Winter: It's like, "Here is my life. These are my friends! This is what I do!" And then I'm just a weirdo on TikTok. But [Melissa] loves TikTok.

O'Neil: I had burner accounts. I wouldn't go public with it because he teased me so hard that I was like, "I don't have a TikTok."

Winter: Yeah, I would tease her. Jenna [Dewan] is obsessed with TikTok. And now I get a lot of credit for recruiting Mekia [Cox] and Alyssa.

O'Neil: You did recruit Mekia and Alyssa because they're in their mom era, and they were both like, "Why is Eric doing TikTok?!"

Winter: Because they knew I was so anti-TikTok! They were like, "There has to be a reason!" So I recruited them. [points at O'Neil] I didn't recruit her to the platform, but I did inspire her to start doing more and get back on. Inspire might be a big word, but I got her back on.

O'Neil: I haven't found the right audio yet to do a Chenford TikTok, and that's why we haven't done another one.
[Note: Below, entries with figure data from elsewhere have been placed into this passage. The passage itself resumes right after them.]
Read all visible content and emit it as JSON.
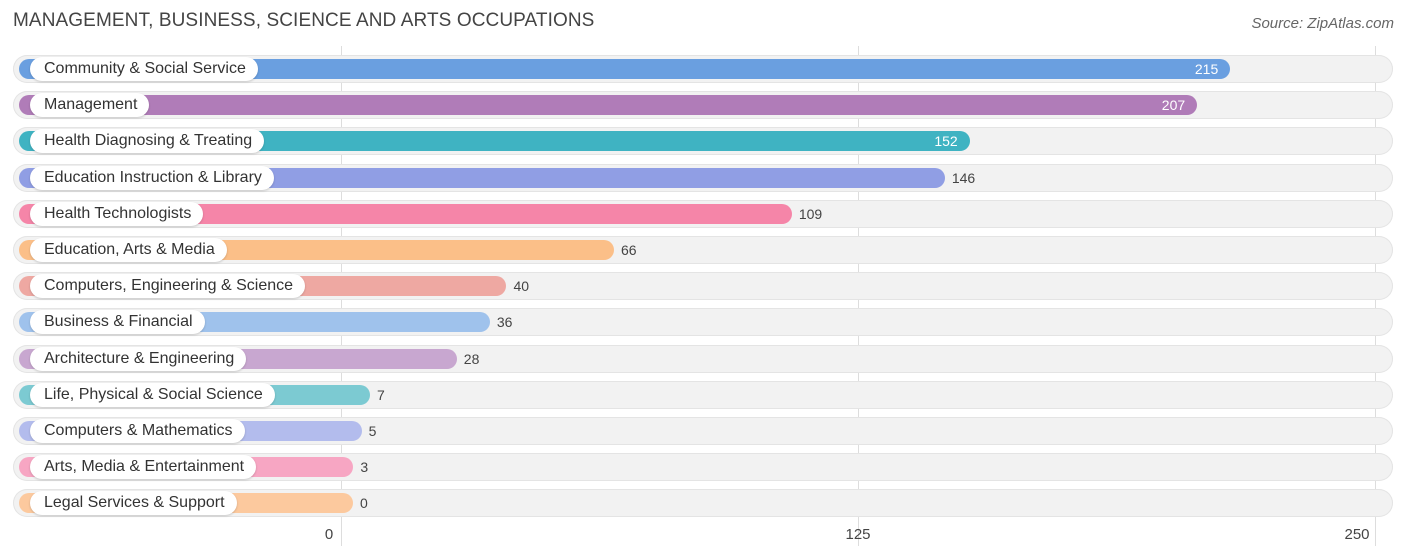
{
  "title": "MANAGEMENT, BUSINESS, SCIENCE AND ARTS OCCUPATIONS",
  "source": "Source: ZipAtlas.com",
  "chart_data": {
    "type": "bar",
    "orientation": "horizontal",
    "title": "MANAGEMENT, BUSINESS, SCIENCE AND ARTS OCCUPATIONS",
    "xlim": [
      0,
      250
    ],
    "xticks": [
      0,
      125,
      250
    ],
    "grid": true,
    "categories": [
      "Community & Social Service",
      "Management",
      "Health Diagnosing & Treating",
      "Education Instruction & Library",
      "Health Technologists",
      "Education, Arts & Media",
      "Computers, Engineering & Science",
      "Business & Financial",
      "Architecture & Engineering",
      "Life, Physical & Social Science",
      "Computers & Mathematics",
      "Arts, Media & Entertainment",
      "Legal Services & Support"
    ],
    "values": [
      215,
      207,
      152,
      146,
      109,
      66,
      40,
      36,
      28,
      7,
      5,
      3,
      0
    ],
    "colors": [
      "#6a9fe0",
      "#b07cb8",
      "#3fb3c2",
      "#909ee4",
      "#f585a8",
      "#fbbf88",
      "#eea8a2",
      "#9fc2ec",
      "#c8a7d0",
      "#7ccad2",
      "#b3bced",
      "#f7a6c3",
      "#fcc99e"
    ]
  }
}
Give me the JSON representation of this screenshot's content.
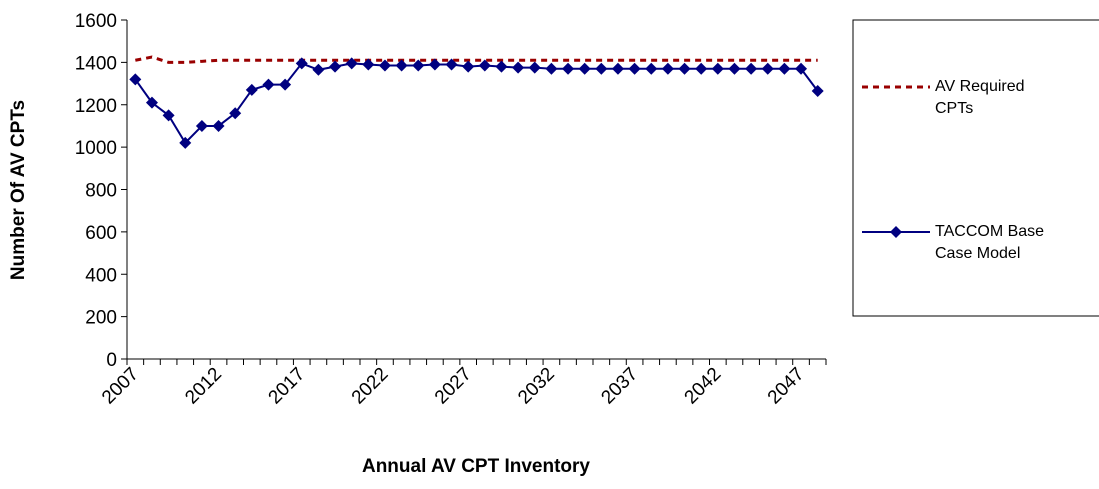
{
  "chart_data": {
    "type": "line",
    "xlabel": "Annual AV CPT Inventory",
    "ylabel": "Number Of AV CPTs",
    "categories": [
      2007,
      null,
      null,
      null,
      null,
      2012,
      null,
      null,
      null,
      null,
      2017,
      null,
      null,
      null,
      null,
      2022,
      null,
      null,
      null,
      null,
      2027,
      null,
      null,
      null,
      null,
      2032,
      null,
      null,
      null,
      null,
      2037,
      null,
      null,
      null,
      null,
      2042,
      null,
      null,
      null,
      null,
      2047,
      null
    ],
    "series": [
      {
        "name": "AV Required CPTs",
        "color": "#990000",
        "dashed": true,
        "values": [
          1410,
          1425,
          1400,
          1400,
          1405,
          1410,
          1410,
          1410,
          1410,
          1410,
          1410,
          1410,
          1410,
          1410,
          1410,
          1410,
          1410,
          1410,
          1410,
          1410,
          1410,
          1410,
          1410,
          1410,
          1410,
          1410,
          1410,
          1410,
          1410,
          1410,
          1410,
          1410,
          1410,
          1410,
          1410,
          1410,
          1410,
          1410,
          1410,
          1410,
          1410,
          1410
        ]
      },
      {
        "name": "TACCOM Base Case Model",
        "color": "#000080",
        "marker": "diamond",
        "values": [
          1320,
          1210,
          1150,
          1020,
          1100,
          1100,
          1160,
          1270,
          1295,
          1295,
          1395,
          1365,
          1380,
          1395,
          1390,
          1385,
          1385,
          1385,
          1390,
          1390,
          1380,
          1385,
          1380,
          1375,
          1375,
          1370,
          1370,
          1370,
          1370,
          1370,
          1370,
          1370,
          1370,
          1370,
          1370,
          1370,
          1370,
          1370,
          1370,
          1370,
          1370,
          1265
        ]
      }
    ],
    "ylim": [
      0,
      1600
    ],
    "yticks": [
      0,
      200,
      400,
      600,
      800,
      1000,
      1200,
      1400,
      1600
    ],
    "grid": false,
    "legend": "right"
  }
}
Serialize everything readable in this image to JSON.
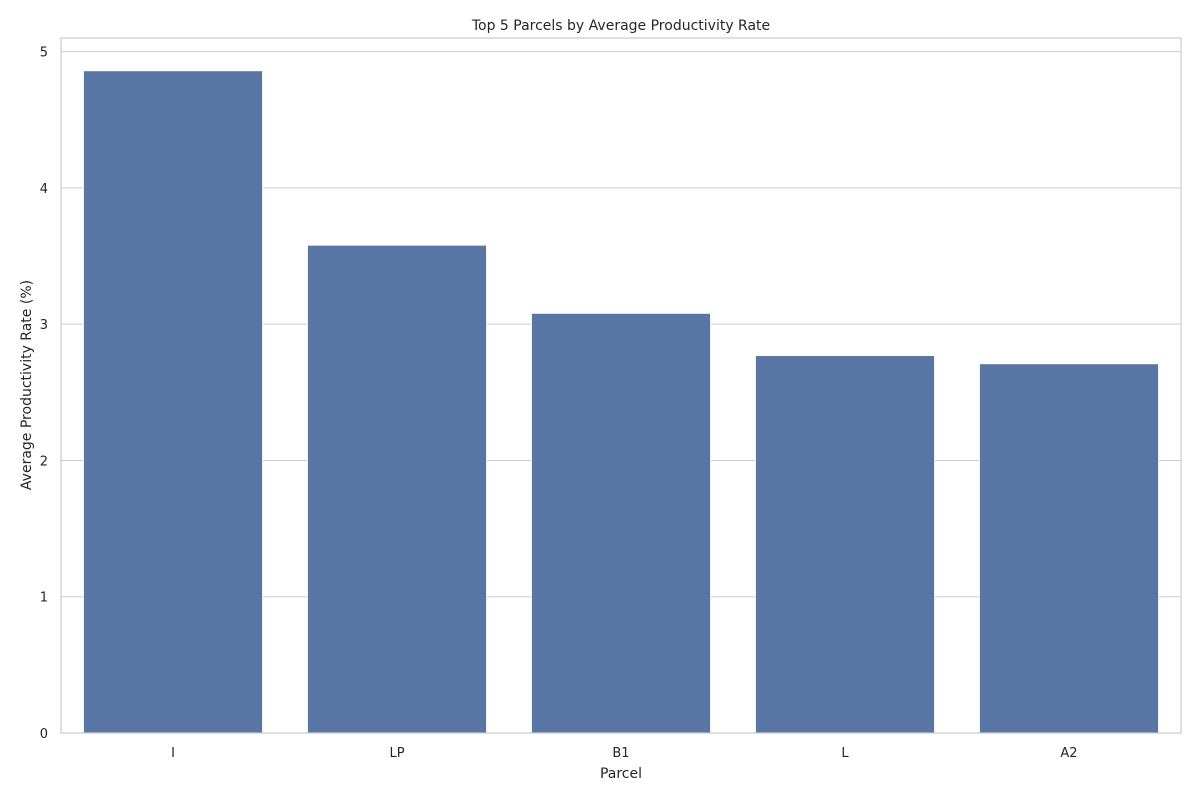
{
  "chart_data": {
    "type": "bar",
    "title": "Top 5 Parcels by Average Productivity Rate",
    "xlabel": "Parcel",
    "ylabel": "Average Productivity Rate (%)",
    "categories": [
      "I",
      "LP",
      "B1",
      "L",
      "A2"
    ],
    "values": [
      4.86,
      3.58,
      3.08,
      2.77,
      2.71
    ],
    "ylim": [
      0,
      5.1
    ],
    "yticks": [
      "0",
      "1",
      "2",
      "3",
      "4",
      "5"
    ],
    "grid": true,
    "bar_color": "#5875a4"
  }
}
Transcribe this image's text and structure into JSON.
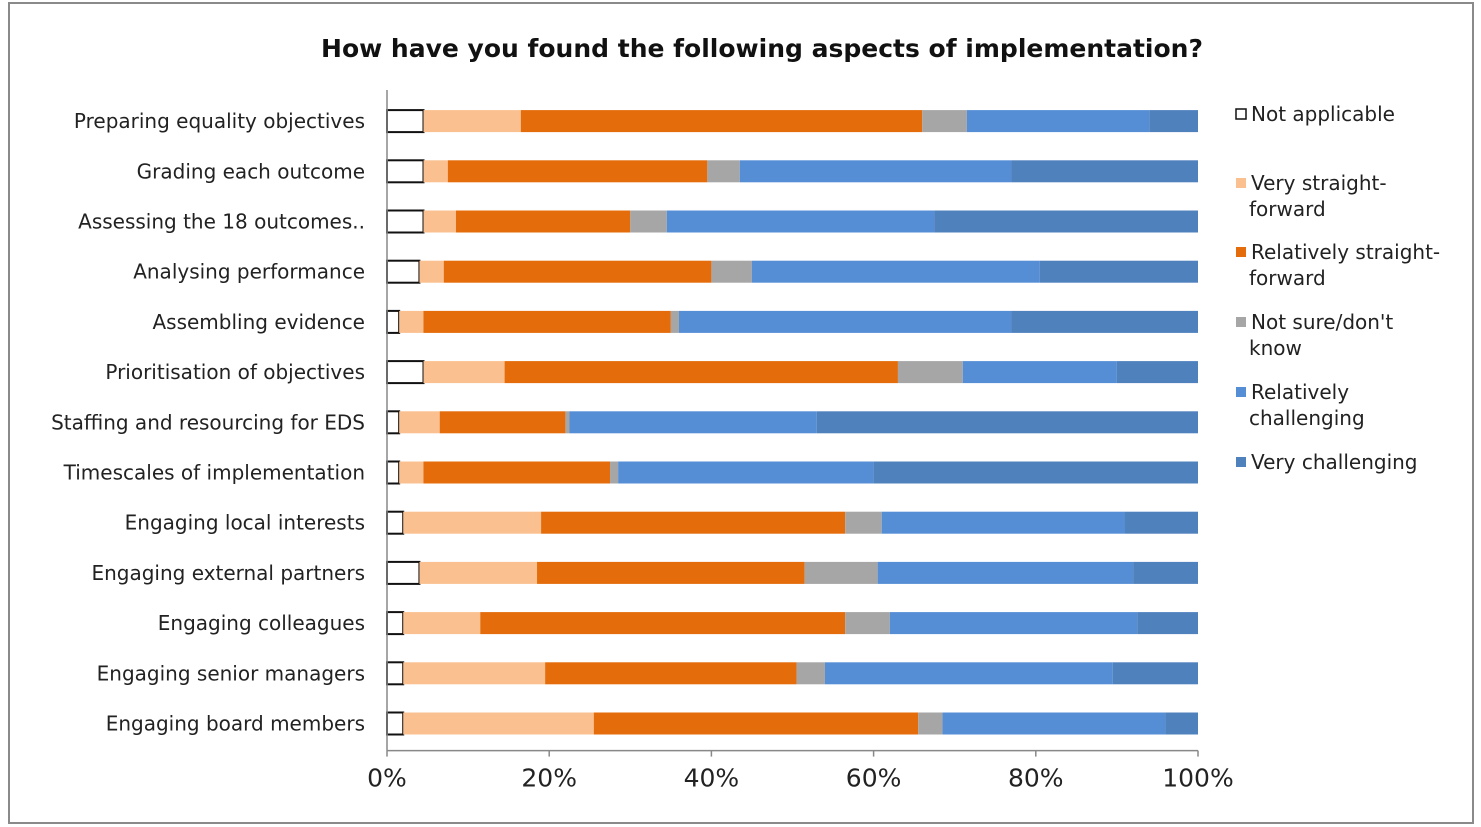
{
  "chart_data": {
    "type": "bar",
    "orientation": "horizontal",
    "stacked": "percent",
    "title": "How have you found the following aspects of implementation?",
    "categories": [
      "Preparing equality objectives",
      "Grading each outcome",
      "Assessing the 18 outcomes..",
      "Analysing performance",
      "Assembling evidence",
      "Prioritisation of objectives",
      "Staffing and resourcing for EDS",
      "Timescales of implementation",
      "Engaging local interests",
      "Engaging external partners",
      "Engaging colleagues",
      "Engaging senior managers",
      "Engaging board members"
    ],
    "series": [
      {
        "name": "Not applicable",
        "color": "#ffffff",
        "values": [
          4.5,
          4.5,
          4.5,
          4,
          1.5,
          4.5,
          1.5,
          1.5,
          2,
          4,
          2,
          2,
          2
        ]
      },
      {
        "name": "Very straight-forward",
        "color": "#fac090",
        "values": [
          12,
          3,
          4,
          3,
          3,
          10,
          5,
          3,
          17,
          14.5,
          9.5,
          17.5,
          23.5
        ]
      },
      {
        "name": "Relatively straight-forward",
        "color": "#e46c0a",
        "values": [
          49.5,
          32,
          21.5,
          33,
          30.5,
          48.5,
          15.5,
          23,
          37.5,
          33,
          45,
          31,
          40
        ]
      },
      {
        "name": "Not sure/don't know",
        "color": "#a6a6a6",
        "values": [
          5.5,
          4,
          4.5,
          5,
          1,
          8,
          0.5,
          1,
          4.5,
          9,
          5.5,
          3.5,
          3
        ]
      },
      {
        "name": "Relatively challenging",
        "color": "#558ed5",
        "values": [
          22.5,
          33.5,
          33,
          35.5,
          41,
          19,
          30.5,
          31.5,
          30,
          31.5,
          30.5,
          35.5,
          27.5
        ]
      },
      {
        "name": "Very challenging",
        "color": "#4f81bd",
        "values": [
          6,
          23,
          32.5,
          19.5,
          23,
          10,
          47,
          40,
          9,
          8,
          7.5,
          10.5,
          4
        ]
      }
    ],
    "xlim": [
      0,
      100
    ],
    "x_ticks": [
      "0%",
      "20%",
      "40%",
      "60%",
      "80%",
      "100%"
    ],
    "legend_position": "right",
    "grid": false
  }
}
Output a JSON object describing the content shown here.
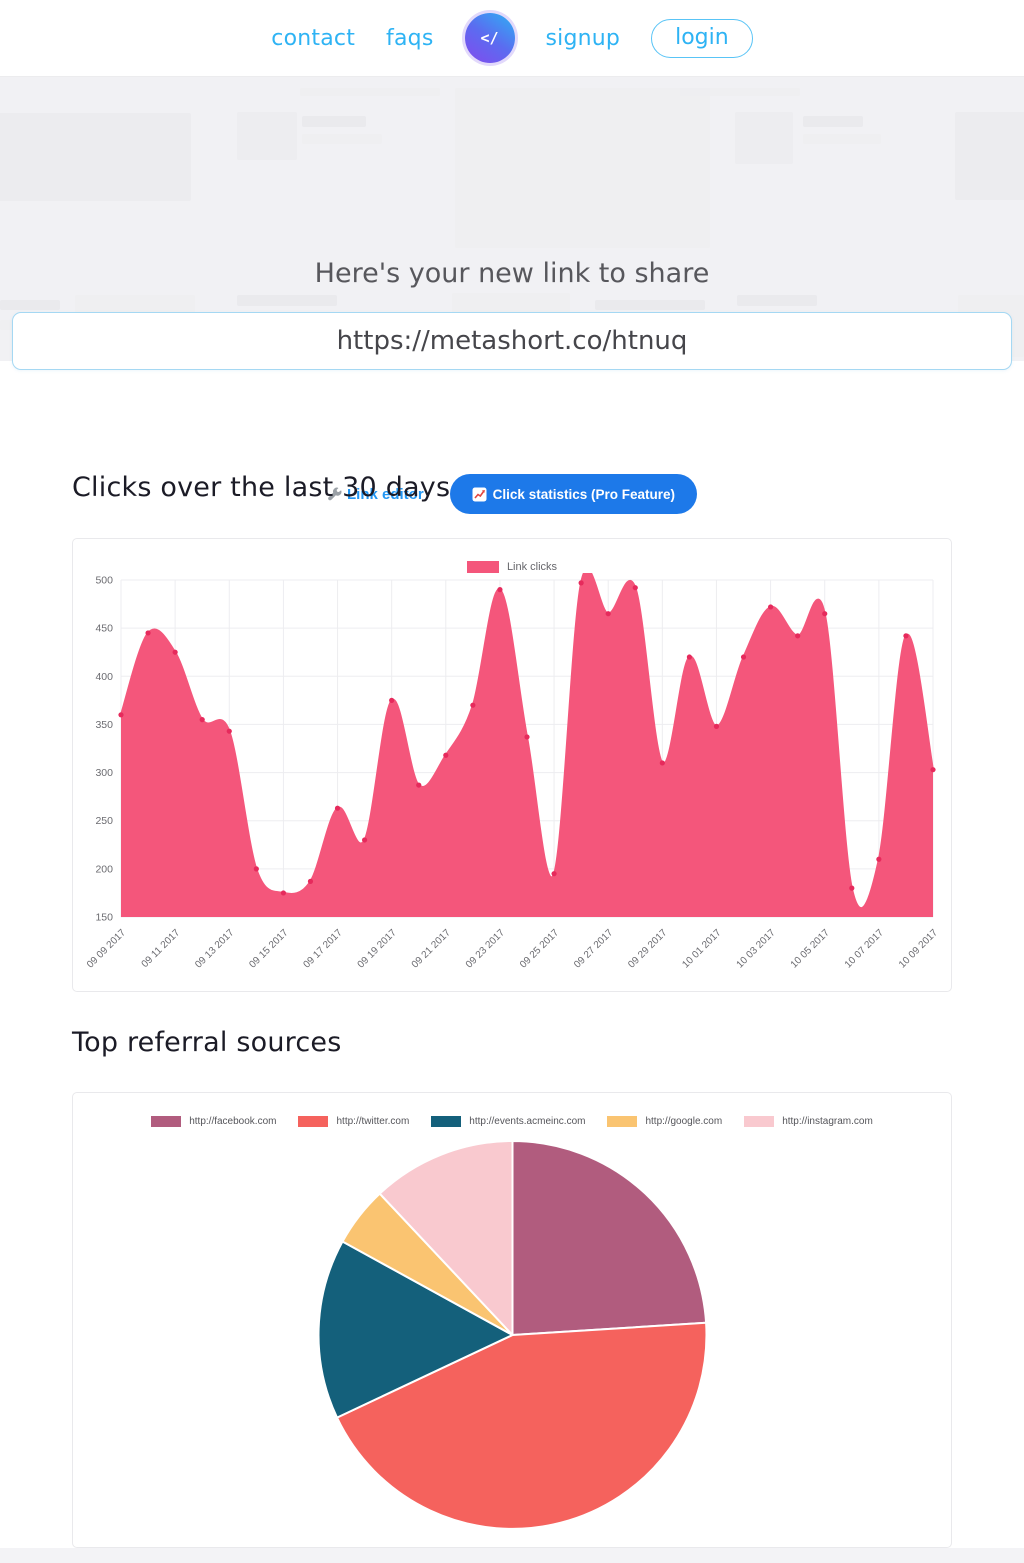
{
  "nav": {
    "items": [
      {
        "label": "contact"
      },
      {
        "label": "faqs"
      }
    ],
    "logo_symbol": "</",
    "items_after": [
      {
        "label": "signup"
      }
    ],
    "login_label": "login",
    "accent_color": "#2eb3f4"
  },
  "hero": {
    "heading": "Here's your new link to share",
    "short_url": "https://metashort.co/htnuq"
  },
  "actions": {
    "link_editor_label": "Link editor",
    "stats_label": "Click statistics (Pro Feature)",
    "stats_bg": "#1d79e9"
  },
  "sections": {
    "clicks_heading": "Clicks over the last 30 days",
    "referrals_heading": "Top referral sources"
  },
  "chart_data": [
    {
      "type": "area",
      "title": "Clicks over the last 30 days",
      "legend": [
        {
          "label": "Link clicks",
          "color": "#f4567b"
        }
      ],
      "legend_position": "top",
      "x_tick_labels": [
        "09 09 2017",
        "09 11 2017",
        "09 13 2017",
        "09 15 2017",
        "09 17 2017",
        "09 19 2017",
        "09 21 2017",
        "09 23 2017",
        "09 25 2017",
        "09 27 2017",
        "09 29 2017",
        "10 01 2017",
        "10 03 2017",
        "10 05 2017",
        "10 07 2017",
        "10 09 2017"
      ],
      "points_per_tick": 2,
      "values": [
        360,
        445,
        425,
        355,
        343,
        200,
        175,
        187,
        263,
        230,
        375,
        287,
        318,
        370,
        490,
        337,
        195,
        497,
        465,
        492,
        310,
        420,
        348,
        420,
        472,
        442,
        465,
        180,
        210,
        442,
        303
      ],
      "ylim": [
        150,
        500
      ],
      "y_ticks": [
        500,
        450,
        400,
        350,
        300,
        250,
        200,
        150
      ],
      "grid": true,
      "area_color": "#f4567b",
      "point_color": "#e62a5c",
      "grid_color": "#ededf0",
      "tick_color": "#6b6b70"
    },
    {
      "type": "pie",
      "title": "Top referral sources",
      "legend_position": "top",
      "slices": [
        {
          "label": "http://facebook.com",
          "value": 24,
          "color": "#b15c7e"
        },
        {
          "label": "http://twitter.com",
          "value": 44,
          "color": "#f5625d"
        },
        {
          "label": "http://events.acmeinc.com",
          "value": 15,
          "color": "#14607b"
        },
        {
          "label": "http://google.com",
          "value": 5,
          "color": "#fac471"
        },
        {
          "label": "http://instagram.com",
          "value": 12,
          "color": "#f9c9cf"
        }
      ]
    }
  ]
}
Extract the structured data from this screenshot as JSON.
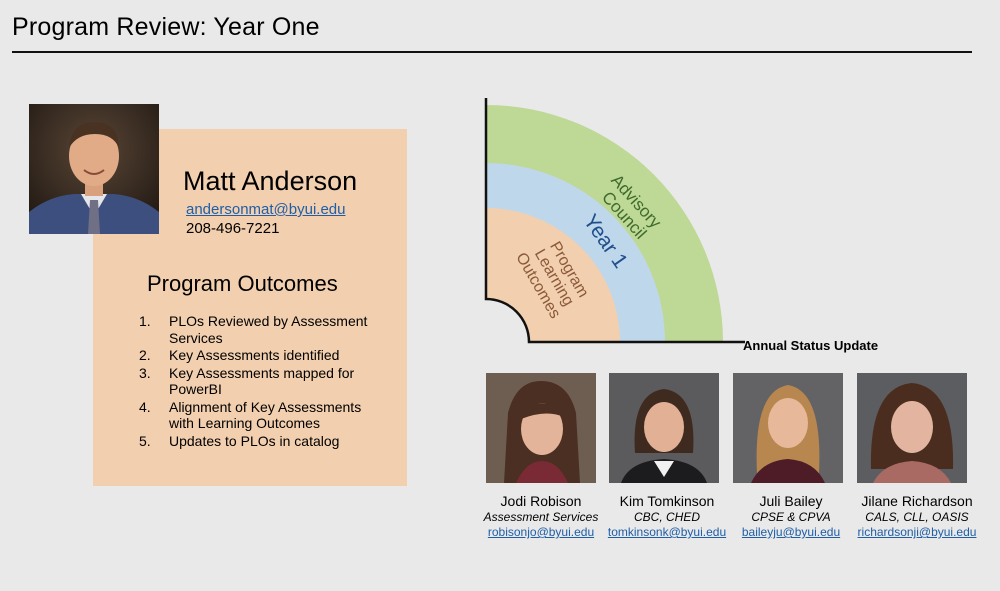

Winter: I'm trying to get Tru [Valentino] and Richard on. But I'm glad you're enjoying my alter-ego.

I would ask who is better at TikTok, but I think Eric is in the lead right now.

[Winter laughs maniacally.]

O'Neil: He is in the lead because he's just using everybody!

Winter: Did you see my latest one? Did you see my jail one?


Winter: I'm actually proud of the jail one. I came up with the jail one myself. I found this [audio], and I was like, "I think I'm gonna do this, and it would be really funny with Alyssa because we're like besties on the show, and then she's telling me to calm down." I'm actually not just doing them. Sometimes, there's a thought process to what I'm putting out there. [Laughs.]

The Rookie Season 6 premieres Tuesday, Feb. 20 at 9/8c on ABC. Episodes stream the next day on Hulu.